Section 2(d) does the following:
- Net obligation: if a counterparty suffers withholding it generally doesn’t have to gross up – it just remits tax to the revenue and pays net.
- Refund obligation where tax subsequently levied: if a counterparty pays gross and subsequently is levied the tax, the recipient must refund an equivalent amount to the tax.
- Indemnifiable Tax: the one exception is “Indemnifiable Tax” - this is tax arises as a result of the payer’s own status vis-à-vis the withholding jurisdiction. In that case the payer has to gross up, courtesy of a magnificent quintuple negative.
Stamp Tax reimbursement obligations are covered at 4(e), not here.

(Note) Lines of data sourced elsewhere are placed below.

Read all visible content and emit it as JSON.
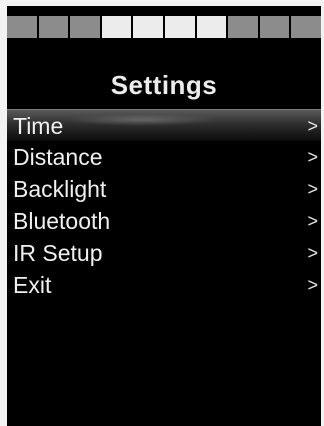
{
  "screen": {
    "title": "Settings",
    "status_segments": [
      false,
      false,
      false,
      true,
      true,
      true,
      true,
      false,
      false,
      false
    ]
  },
  "menu": {
    "selected_index": 0,
    "items": [
      {
        "label": "Time",
        "chevron": ">"
      },
      {
        "label": "Distance",
        "chevron": ">"
      },
      {
        "label": "Backlight",
        "chevron": ">"
      },
      {
        "label": "Bluetooth",
        "chevron": ">"
      },
      {
        "label": "IR Setup",
        "chevron": ">"
      },
      {
        "label": "Exit",
        "chevron": ">"
      }
    ]
  }
}
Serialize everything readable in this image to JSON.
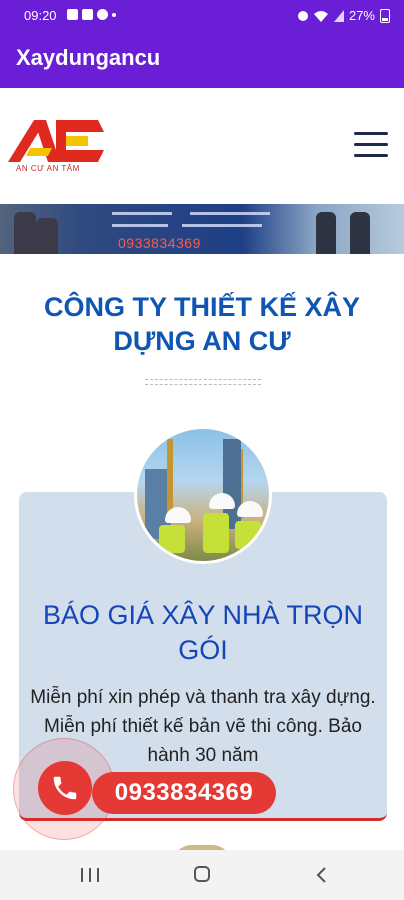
{
  "status_bar": {
    "time": "09:20",
    "battery": "27%",
    "icons": [
      "gallery-icon",
      "image-icon",
      "message-icon",
      "dot-icon",
      "alarm-icon",
      "wifi-icon",
      "signal-icon",
      "battery-icon"
    ]
  },
  "app_bar": {
    "title": "Xaydungancu"
  },
  "header": {
    "logo_tagline": "AN CƯ AN TÂM",
    "logo_colors": {
      "red": "#e12a1f",
      "yellow": "#f5c400"
    },
    "menu_icon": "hamburger-icon"
  },
  "banner": {
    "phone": "0933834369"
  },
  "heading": "CÔNG TY THIẾT KẾ XÂY DỰNG AN CƯ",
  "card": {
    "title": "BÁO GIÁ XÂY NHÀ TRỌN GÓI",
    "text": "Miễn phí xin phép và thanh tra xây dựng. Miễn phí thiết kế bản vẽ thi công. Bảo hành 30 năm"
  },
  "call_button": {
    "phone": "0933834369",
    "color": "#e53935",
    "icon": "phone-icon"
  },
  "nav_bar": {
    "icons": [
      "recents-icon",
      "home-icon",
      "back-icon"
    ]
  }
}
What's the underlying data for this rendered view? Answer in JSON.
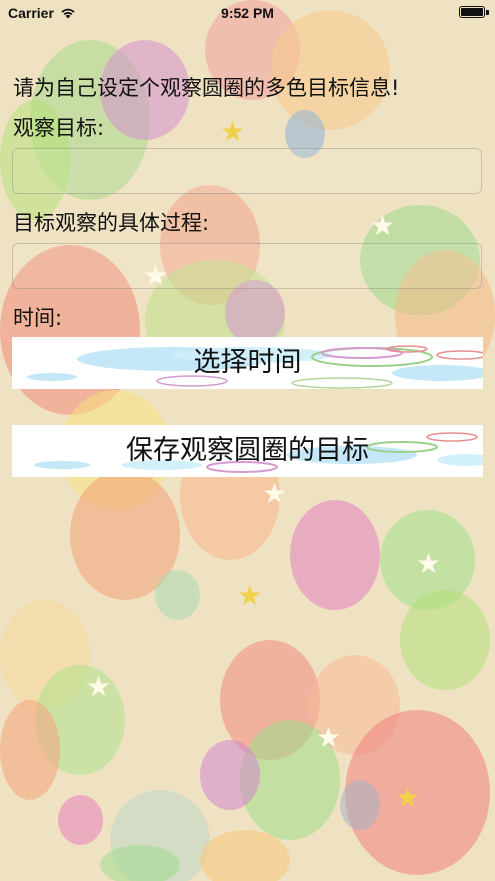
{
  "status_bar": {
    "carrier": "Carrier",
    "time": "9:52 PM"
  },
  "form": {
    "heading": "请为自己设定个观察圆圈的多色目标信息!",
    "target_label": "观察目标:",
    "target_value": "",
    "process_label": "目标观察的具体过程:",
    "process_value": "",
    "time_label": "时间:",
    "select_time_button": "选择时间",
    "save_button": "保存观察圆圈的目标"
  },
  "colors": {
    "background": "#efe2c2",
    "button_background": "#ffffff"
  },
  "icons": {
    "wifi": "wifi-icon",
    "battery": "battery-icon",
    "star": "star-icon"
  }
}
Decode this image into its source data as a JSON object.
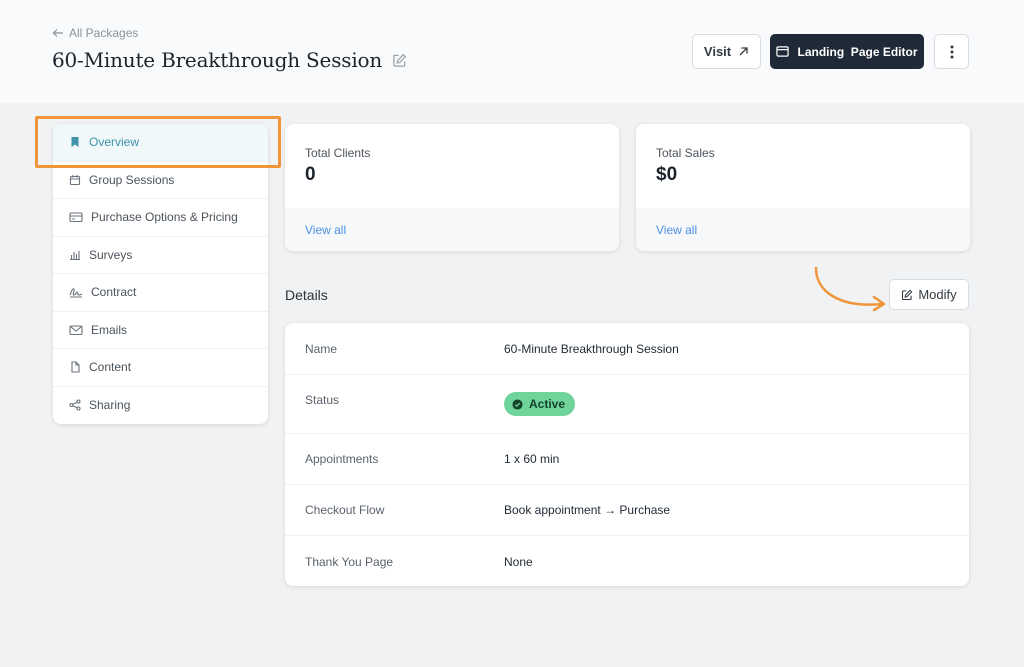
{
  "header": {
    "back_label": "All Packages",
    "title": "60-Minute Breakthrough Session",
    "visit_label": "Visit",
    "editor_label": "Landing  Page Editor"
  },
  "sidebar": {
    "items": [
      {
        "label": "Overview",
        "icon": "bookmark-icon"
      },
      {
        "label": "Group Sessions",
        "icon": "calendar-icon"
      },
      {
        "label": "Purchase Options & Pricing",
        "icon": "credit-card-icon"
      },
      {
        "label": "Surveys",
        "icon": "bar-chart-icon"
      },
      {
        "label": "Contract",
        "icon": "signature-icon"
      },
      {
        "label": "Emails",
        "icon": "mail-icon"
      },
      {
        "label": "Content",
        "icon": "file-icon"
      },
      {
        "label": "Sharing",
        "icon": "share-icon"
      }
    ],
    "active_index": 0
  },
  "stats": [
    {
      "label": "Total Clients",
      "value": "0",
      "link": "View all"
    },
    {
      "label": "Total Sales",
      "value": "$0",
      "link": "View all"
    }
  ],
  "details": {
    "title": "Details",
    "modify_label": "Modify",
    "rows": [
      {
        "key": "Name",
        "value": "60-Minute Breakthrough Session"
      },
      {
        "key": "Status",
        "value": "Active"
      },
      {
        "key": "Appointments",
        "value": "1 x 60 min"
      },
      {
        "key": "Checkout Flow",
        "value": "Book appointment → Purchase"
      },
      {
        "key": "Thank You Page",
        "value": "None"
      }
    ]
  },
  "colors": {
    "accent": "#3e93aa",
    "highlight": "#f0953a",
    "active_badge": "#6fd39a",
    "dark_button": "#1f2937",
    "link": "#4a90e2"
  }
}
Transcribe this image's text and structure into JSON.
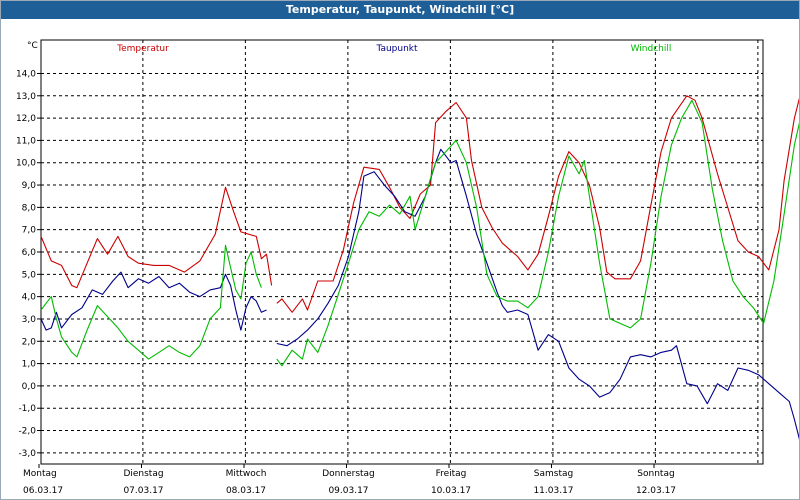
{
  "window": {
    "title": "Temperatur, Taupunkt, Windchill [°C]"
  },
  "chart_data": {
    "type": "line",
    "title": "Temperatur, Taupunkt, Windchill [°C]",
    "unit_label": "°C",
    "ylim": [
      -3.5,
      15.5
    ],
    "y_ticks": [
      "14,0",
      "13,0",
      "12,0",
      "11,0",
      "10,0",
      "9,0",
      "8,0",
      "7,0",
      "6,0",
      "5,0",
      "4,0",
      "3,0",
      "2,0",
      "1,0",
      "0,0",
      "-1,0",
      "-2,0",
      "-3,0"
    ],
    "y_tick_values": [
      14,
      13,
      12,
      11,
      10,
      9,
      8,
      7,
      6,
      5,
      4,
      3,
      2,
      1,
      0,
      -1,
      -2,
      -3
    ],
    "grid": true,
    "x_range": [
      0,
      7.2
    ],
    "x_ticks": [
      {
        "day": "Montag",
        "date": "06.03.17"
      },
      {
        "day": "Dienstag",
        "date": "07.03.17"
      },
      {
        "day": "Mittwoch",
        "date": "08.03.17"
      },
      {
        "day": "Donnerstag",
        "date": "09.03.17"
      },
      {
        "day": "Freitag",
        "date": "10.03.17"
      },
      {
        "day": "Samstag",
        "date": "11.03.17"
      },
      {
        "day": "Sonntag",
        "date": "12.03.17"
      }
    ],
    "series": [
      {
        "name": "Temperatur",
        "color": "#cc0000",
        "segments": [
          [
            [
              0.0,
              6.7
            ],
            [
              0.1,
              5.6
            ],
            [
              0.2,
              5.4
            ],
            [
              0.3,
              4.5
            ],
            [
              0.35,
              4.4
            ],
            [
              0.45,
              5.5
            ],
            [
              0.55,
              6.6
            ],
            [
              0.65,
              5.9
            ],
            [
              0.75,
              6.7
            ],
            [
              0.85,
              5.8
            ],
            [
              0.95,
              5.5
            ],
            [
              1.1,
              5.4
            ],
            [
              1.25,
              5.4
            ],
            [
              1.4,
              5.1
            ],
            [
              1.55,
              5.6
            ],
            [
              1.7,
              6.8
            ],
            [
              1.8,
              8.9
            ],
            [
              1.88,
              7.8
            ],
            [
              1.95,
              6.9
            ],
            [
              2.1,
              6.7
            ],
            [
              2.15,
              5.7
            ],
            [
              2.2,
              5.9
            ],
            [
              2.25,
              4.5
            ]
          ],
          [
            [
              2.3,
              3.7
            ],
            [
              2.35,
              3.9
            ],
            [
              2.45,
              3.3
            ],
            [
              2.55,
              3.9
            ],
            [
              2.6,
              3.4
            ],
            [
              2.7,
              4.7
            ],
            [
              2.85,
              4.7
            ],
            [
              2.95,
              6.1
            ],
            [
              3.05,
              8.2
            ],
            [
              3.15,
              9.8
            ],
            [
              3.3,
              9.7
            ],
            [
              3.4,
              8.9
            ],
            [
              3.5,
              8.0
            ],
            [
              3.6,
              7.5
            ],
            [
              3.7,
              8.6
            ],
            [
              3.8,
              9.0
            ],
            [
              3.85,
              11.8
            ],
            [
              3.95,
              12.3
            ],
            [
              4.05,
              12.7
            ],
            [
              4.15,
              12.0
            ],
            [
              4.2,
              10.1
            ],
            [
              4.3,
              8.0
            ],
            [
              4.4,
              7.1
            ],
            [
              4.5,
              6.4
            ],
            [
              4.65,
              5.8
            ],
            [
              4.75,
              5.2
            ],
            [
              4.85,
              5.9
            ],
            [
              4.95,
              7.6
            ],
            [
              5.05,
              9.4
            ],
            [
              5.15,
              10.5
            ],
            [
              5.25,
              10.0
            ],
            [
              5.35,
              9.0
            ],
            [
              5.45,
              7.1
            ],
            [
              5.52,
              5.1
            ],
            [
              5.6,
              4.8
            ],
            [
              5.75,
              4.8
            ],
            [
              5.85,
              5.6
            ],
            [
              5.95,
              8.1
            ],
            [
              6.05,
              10.5
            ],
            [
              6.15,
              12.0
            ],
            [
              6.3,
              13.0
            ],
            [
              6.38,
              12.8
            ],
            [
              6.45,
              12.0
            ],
            [
              6.6,
              9.5
            ],
            [
              6.7,
              8.0
            ],
            [
              6.8,
              6.5
            ],
            [
              6.9,
              6.0
            ],
            [
              7.0,
              5.8
            ],
            [
              7.1,
              5.2
            ],
            [
              7.2,
              7.0
            ],
            [
              7.25,
              9.2
            ],
            [
              7.35,
              12.0
            ],
            [
              7.45,
              13.8
            ],
            [
              7.55,
              14.4
            ],
            [
              7.6,
              13.8
            ],
            [
              7.7,
              11.3
            ],
            [
              7.8,
              9.2
            ],
            [
              7.9,
              8.3
            ]
          ]
        ]
      },
      {
        "name": "Taupunkt",
        "color": "#00008b",
        "segments": [
          [
            [
              0.0,
              3.0
            ],
            [
              0.05,
              2.5
            ],
            [
              0.1,
              2.6
            ],
            [
              0.15,
              3.3
            ],
            [
              0.2,
              2.6
            ],
            [
              0.3,
              3.2
            ],
            [
              0.4,
              3.5
            ],
            [
              0.5,
              4.3
            ],
            [
              0.6,
              4.1
            ],
            [
              0.7,
              4.7
            ],
            [
              0.78,
              5.1
            ],
            [
              0.85,
              4.4
            ],
            [
              0.95,
              4.8
            ],
            [
              1.05,
              4.6
            ],
            [
              1.15,
              4.9
            ],
            [
              1.25,
              4.4
            ],
            [
              1.35,
              4.6
            ],
            [
              1.45,
              4.2
            ],
            [
              1.55,
              4.0
            ],
            [
              1.65,
              4.3
            ],
            [
              1.75,
              4.4
            ],
            [
              1.8,
              5.0
            ],
            [
              1.85,
              4.5
            ],
            [
              1.9,
              3.4
            ],
            [
              1.95,
              2.5
            ],
            [
              2.0,
              3.5
            ],
            [
              2.05,
              4.0
            ],
            [
              2.1,
              3.8
            ],
            [
              2.15,
              3.3
            ],
            [
              2.2,
              3.4
            ]
          ],
          [
            [
              2.3,
              1.9
            ],
            [
              2.4,
              1.8
            ],
            [
              2.5,
              2.1
            ],
            [
              2.6,
              2.5
            ],
            [
              2.7,
              3.0
            ],
            [
              2.8,
              3.7
            ],
            [
              2.9,
              4.5
            ],
            [
              3.0,
              5.8
            ],
            [
              3.1,
              7.8
            ],
            [
              3.15,
              9.4
            ],
            [
              3.25,
              9.6
            ],
            [
              3.35,
              9.0
            ],
            [
              3.45,
              8.5
            ],
            [
              3.55,
              7.8
            ],
            [
              3.65,
              7.6
            ],
            [
              3.75,
              8.5
            ],
            [
              3.85,
              10.0
            ],
            [
              3.9,
              10.6
            ],
            [
              4.0,
              10.0
            ],
            [
              4.05,
              10.1
            ],
            [
              4.15,
              8.5
            ],
            [
              4.25,
              6.8
            ],
            [
              4.35,
              5.5
            ],
            [
              4.45,
              4.2
            ],
            [
              4.5,
              3.6
            ],
            [
              4.55,
              3.3
            ],
            [
              4.65,
              3.4
            ],
            [
              4.75,
              3.2
            ],
            [
              4.85,
              1.6
            ],
            [
              4.95,
              2.3
            ],
            [
              5.05,
              2.0
            ],
            [
              5.15,
              0.8
            ],
            [
              5.25,
              0.3
            ],
            [
              5.35,
              0.0
            ],
            [
              5.45,
              -0.5
            ],
            [
              5.55,
              -0.3
            ],
            [
              5.65,
              0.3
            ],
            [
              5.75,
              1.3
            ],
            [
              5.85,
              1.4
            ],
            [
              5.95,
              1.3
            ],
            [
              6.05,
              1.5
            ],
            [
              6.15,
              1.6
            ],
            [
              6.2,
              1.8
            ],
            [
              6.3,
              0.1
            ],
            [
              6.4,
              0.0
            ],
            [
              6.5,
              -0.8
            ],
            [
              6.6,
              0.1
            ],
            [
              6.7,
              -0.2
            ],
            [
              6.8,
              0.8
            ],
            [
              6.9,
              0.7
            ],
            [
              7.0,
              0.5
            ],
            [
              7.1,
              0.1
            ],
            [
              7.2,
              -0.3
            ],
            [
              7.3,
              -0.7
            ],
            [
              7.35,
              -1.5
            ],
            [
              7.4,
              -2.4
            ],
            [
              7.45,
              -2.7
            ],
            [
              7.5,
              -1.8
            ],
            [
              7.55,
              -0.5
            ],
            [
              7.65,
              -0.2
            ],
            [
              7.75,
              -0.3
            ],
            [
              7.82,
              -0.2
            ],
            [
              7.9,
              -0.7
            ]
          ]
        ]
      },
      {
        "name": "Windchill",
        "color": "#00bb00",
        "segments": [
          [
            [
              0.0,
              3.4
            ],
            [
              0.1,
              4.0
            ],
            [
              0.15,
              3.0
            ],
            [
              0.2,
              2.2
            ],
            [
              0.3,
              1.5
            ],
            [
              0.35,
              1.3
            ],
            [
              0.45,
              2.5
            ],
            [
              0.55,
              3.6
            ],
            [
              0.65,
              3.1
            ],
            [
              0.75,
              2.6
            ],
            [
              0.85,
              2.0
            ],
            [
              0.95,
              1.6
            ],
            [
              1.05,
              1.2
            ],
            [
              1.15,
              1.5
            ],
            [
              1.25,
              1.8
            ],
            [
              1.35,
              1.5
            ],
            [
              1.45,
              1.3
            ],
            [
              1.55,
              1.8
            ],
            [
              1.65,
              3.0
            ],
            [
              1.75,
              3.5
            ],
            [
              1.8,
              6.3
            ],
            [
              1.85,
              5.3
            ],
            [
              1.9,
              4.3
            ],
            [
              1.95,
              3.9
            ],
            [
              2.0,
              5.5
            ],
            [
              2.05,
              6.0
            ],
            [
              2.1,
              5.0
            ],
            [
              2.15,
              4.4
            ]
          ],
          [
            [
              2.3,
              1.2
            ],
            [
              2.35,
              0.9
            ],
            [
              2.45,
              1.6
            ],
            [
              2.55,
              1.2
            ],
            [
              2.6,
              2.1
            ],
            [
              2.7,
              1.5
            ],
            [
              2.8,
              2.7
            ],
            [
              2.9,
              4.1
            ],
            [
              3.0,
              5.5
            ],
            [
              3.1,
              7.0
            ],
            [
              3.2,
              7.8
            ],
            [
              3.3,
              7.6
            ],
            [
              3.4,
              8.1
            ],
            [
              3.5,
              7.7
            ],
            [
              3.6,
              8.5
            ],
            [
              3.65,
              7.0
            ],
            [
              3.75,
              8.5
            ],
            [
              3.8,
              9.3
            ],
            [
              3.85,
              10.0
            ],
            [
              3.95,
              10.5
            ],
            [
              4.05,
              11.0
            ],
            [
              4.15,
              10.0
            ],
            [
              4.25,
              8.0
            ],
            [
              4.35,
              5.0
            ],
            [
              4.45,
              4.0
            ],
            [
              4.55,
              3.8
            ],
            [
              4.65,
              3.8
            ],
            [
              4.75,
              3.5
            ],
            [
              4.85,
              4.0
            ],
            [
              4.95,
              6.0
            ],
            [
              5.05,
              8.5
            ],
            [
              5.15,
              10.3
            ],
            [
              5.25,
              9.5
            ],
            [
              5.3,
              10.1
            ],
            [
              5.35,
              8.5
            ],
            [
              5.45,
              5.5
            ],
            [
              5.55,
              3.0
            ],
            [
              5.65,
              2.8
            ],
            [
              5.75,
              2.6
            ],
            [
              5.85,
              3.0
            ],
            [
              5.95,
              5.5
            ],
            [
              6.05,
              8.5
            ],
            [
              6.15,
              10.8
            ],
            [
              6.25,
              12.0
            ],
            [
              6.35,
              12.8
            ],
            [
              6.45,
              11.8
            ],
            [
              6.55,
              8.8
            ],
            [
              6.65,
              6.5
            ],
            [
              6.75,
              4.7
            ],
            [
              6.85,
              4.0
            ],
            [
              6.95,
              3.5
            ],
            [
              7.05,
              2.8
            ],
            [
              7.15,
              4.7
            ],
            [
              7.25,
              7.7
            ],
            [
              7.35,
              10.8
            ],
            [
              7.45,
              12.8
            ],
            [
              7.55,
              13.8
            ],
            [
              7.65,
              12.0
            ],
            [
              7.75,
              9.5
            ],
            [
              7.85,
              7.5
            ],
            [
              7.9,
              7.0
            ]
          ]
        ]
      }
    ]
  }
}
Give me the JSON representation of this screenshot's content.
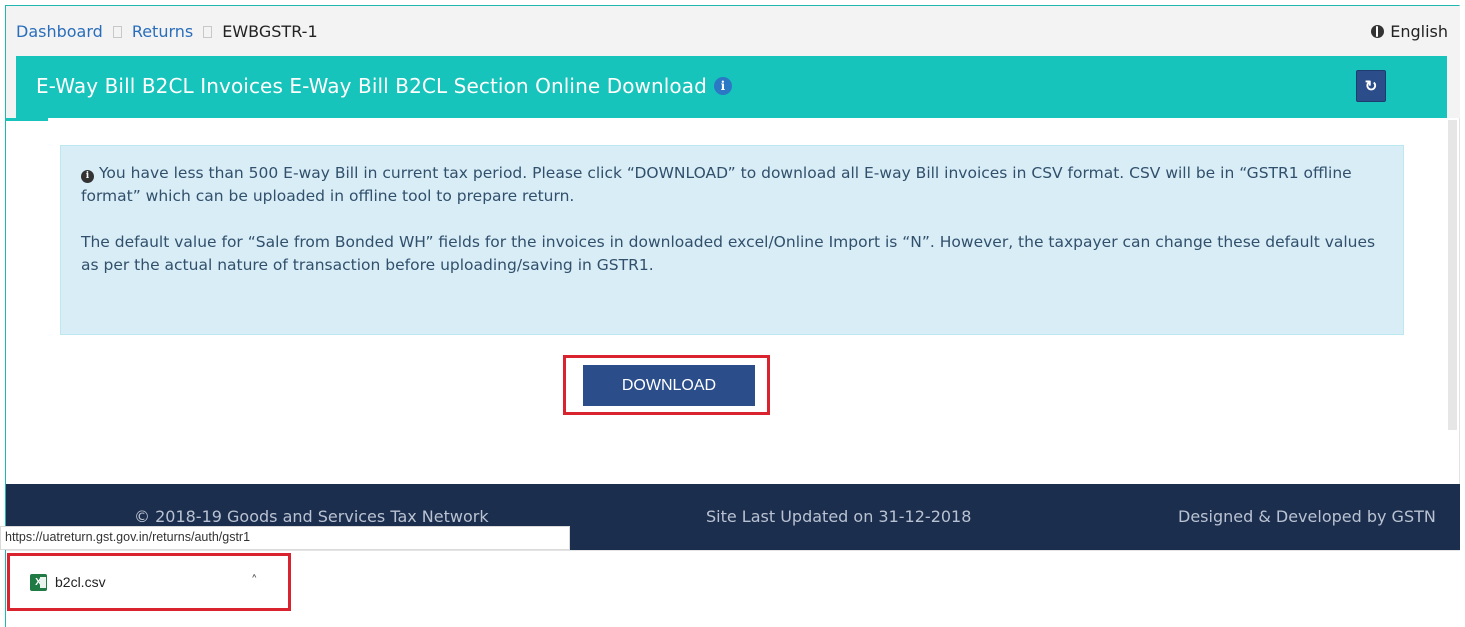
{
  "breadcrumb": {
    "items": [
      "Dashboard",
      "Returns"
    ],
    "current": "EWBGSTR-1"
  },
  "language": {
    "label": "English",
    "icon": "globe-icon"
  },
  "header": {
    "title": "E-Way Bill B2CL Invoices E-Way Bill B2CL Section Online Download",
    "info_icon": "i",
    "refresh_icon": "↻",
    "color": "#17c4bb"
  },
  "info_box": {
    "icon": "i",
    "paragraph1": "You have less than 500 E-way Bill in current tax period. Please click “DOWNLOAD” to download all E-way Bill invoices in CSV format. CSV will be in “GSTR1 offline format” which can be uploaded in offline tool to prepare return.",
    "paragraph2": "The default value for “Sale from Bonded WH” fields for the invoices in downloaded excel/Online Import is “N”. However, the taxpayer can change these default values as per the actual nature of transaction before uploading/saving in GSTR1."
  },
  "download_button": {
    "label": "DOWNLOAD",
    "color": "#2b4d8a"
  },
  "footer": {
    "copyright": "© 2018-19 Goods and Services Tax Network",
    "updated": "Site Last Updated on 31-12-2018",
    "designed": "Designed & Developed by GSTN"
  },
  "status_bar": {
    "url": "https://uatreturn.gst.gov.in/returns/auth/gstr1"
  },
  "download_shelf": {
    "file_name": "b2cl.csv",
    "file_icon_letter": "X",
    "chevron": "˄"
  }
}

Withholding under the ISDA
TL;DR: The basic rationale is this:
The combination of the Payer Tax Representations and the Gross-Up clause of the ISDA Master Agreement has the following effect:
- Section 3(e): I promise you that I do not have to withhold on my payments to you (as long as all your Payee Tax Representations are correct and you have, under Section 4(a), given me everything I need to pay free of withholding);
- Section 2(d): I will not withhold on any payments to you. Unless I am required to by law. Which I kind of told you I wasn’t... If I have to withhold, I'll pay the tax the authorities and give you the receipt. If I only had to withhold because of my connection to the taxing jurisdiction (that is, if the withholding is an Indemnifiable Tax), I’ll gross you up. (You should look at the drafting of Indemnifiable Tax, by the way. It's quite a marvel). ...
- Gross-Up: Unless the tax could have been avoided if the Payee had taken made all its 3(f) representations, delivered all its 4(a) material, or had its 3(f) representations been, like, true).
- Stamp Tax is a whole other thing.
- As is FATCA, which (as long as you’ve made your FATCA Amendment or signed up to a FATCA Protocol, provides that FATCA Withholding Taxes are excluded from the Section 3(e) Payer Tax Representations, and also from the definition of Indemnifiable Tax. Meaning one doesn't have to rep, or gross up, FATCA payments.